PhonePe, Other Payments Apps Suffer Outages As Banking Partner Yes Bank Faces Crisis

Even as Yes Bank’s customers are chafing at the RBI having restricted withdrawals up to Rs. 50,000, the effect is spreading across the rest of the banking ecosystem.

PhonePe and several other payments apps, which had Yes Bank as their banking partner, are suffering long outages as Yes Bank goes through its crisis. At around midnight last night, PhonePe’s official Twitter account said that they were “temporarily unavailable.” “We are temporarily unavailable. We are going through an unscheduled maintenance activity. We apologize for any inconvenience this may cause. We’ll be back soon,” PhonePe tweeted.

Soon after, users started reporting how PhonePe’s app had stopped working. PhonePe is one of India’s largest UPI apps, and there are now more transactions that happen through UPI than through debit and credit cards, and lots of people were impacted.

PhonePe CEO Sameer Nigam took to Twitter today morning to give more details around the outage. “Dear PhonePe customers. We sincerely regret the long outage. Our partner bank (Yes Bank) was placed under moratorium by RBI. Entire team’s been working all night to get services back up asap. We hope to be live in a few hours. Thanks for your patience. Stay tuned for updates!” he tweeted. He also said that they hadn’t anticipated such a situation would occur. “Multiple levels of redundancy exist (in our systems). Just never imagined the bank itself going totally dark like this. Lesson learnt in the hardest possible way. But we’ll come out stronger and more robust. That’s a promise to you and all our customers!!!,” he added.

It wasn’t only PhonePe that was impacted. Brokerages including Zerodha, HDFC Mutual Fund, and 5Paisa said that they’d be unable to make transfers to Yes Bank customers, and asked customers to change their primary banks.
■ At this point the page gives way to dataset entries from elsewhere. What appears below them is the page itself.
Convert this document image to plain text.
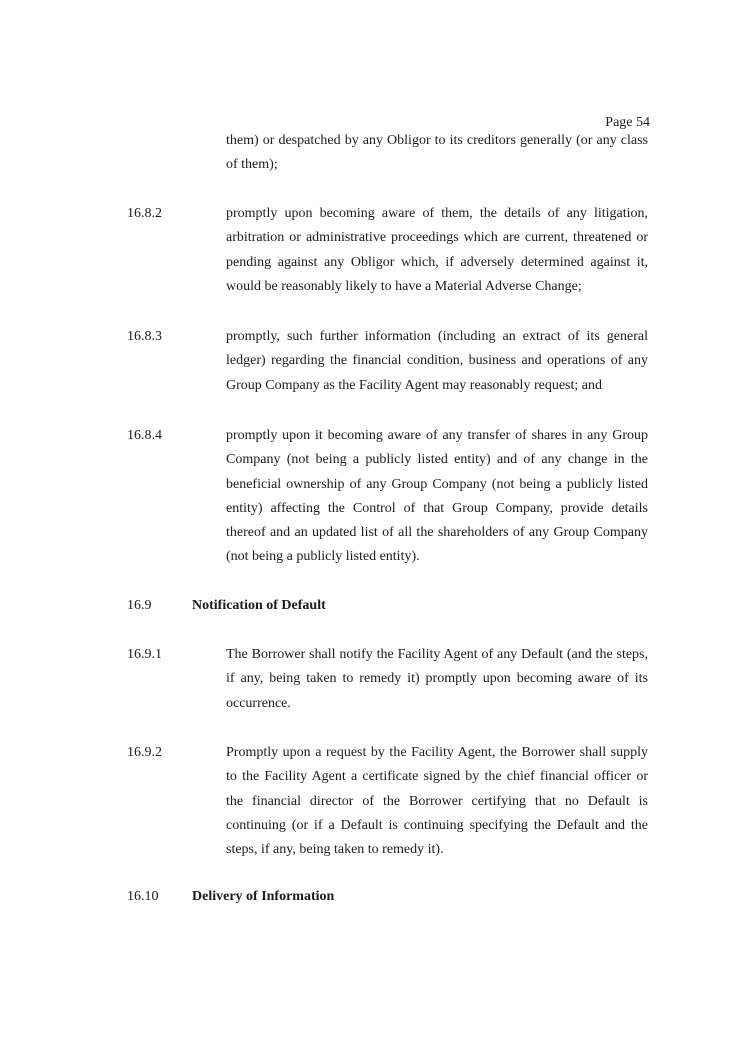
Page 54
them) or despatched by any Obligor to its creditors generally (or any class of them);
16.8.2	promptly upon becoming aware of them, the details of any litigation, arbitration or administrative proceedings which are current, threatened or pending against any Obligor which, if adversely determined against it, would be reasonably likely to have a Material Adverse Change;
16.8.3	promptly, such further information (including an extract of its general ledger) regarding the financial condition, business and operations of any Group Company as the Facility Agent may reasonably request; and
16.8.4	promptly upon it becoming aware of any transfer of shares in any Group Company (not being a publicly listed entity) and of any change in the beneficial ownership of any Group Company (not being a publicly listed entity) affecting the Control of that Group Company, provide details thereof and an updated list of all the shareholders of any Group Company (not being a publicly listed entity).
16.9	Notification of Default
16.9.1	The Borrower shall notify the Facility Agent of any Default (and the steps, if any, being taken to remedy it) promptly upon becoming aware of its occurrence.
16.9.2	Promptly upon a request by the Facility Agent, the Borrower shall supply to the Facility Agent a certificate signed by the chief financial officer or the financial director of the Borrower certifying that no Default is continuing (or if a Default is continuing specifying the Default and the steps, if any, being taken to remedy it).
16.10 Delivery of Information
But even as PhonePe and other apps suffered outages, some in the Indian startup community urged the industry to help each other out. “It’s a defining moment for India Fintech,” wrote Nikhil Kumar, who was a part of the team that developed the Indian government’s BHIM app. “How we behave now – pull each other up or down will truly show who we we are as a community. I request all founders to restrain from any kind of guerilla marketing at this point!”

Mobikwik’s Bipin Preet Singh said his company would extend their support to those impacted. “At this time of systemic failure in UPI ecosystem, we at Mobikwik extend our full support to our friends and others who are impacted by Yes bank mess. We are here to help and hope there is a quick resolution,” he said, and was thanked by PhonePe CEO Sameer Nigam.

It’s a truly unique situation for India’s fintech space to be in, and it will likely test the robustness of the newly-created UPI platform. Over the last few years, UPI has emerged as India’s most popular payments platform, zooming past debit cards and credit cards. But its popularity has also meant that risks are now spread out more than before — only Yes Bank is impacted by the current crisis, but PhonePe, which was used by customers all banks, has also suffered an extended outage. UPI is currently staring at what is probably is biggest challenge yet, and how it faces up against it could well help determine its path in the years to come.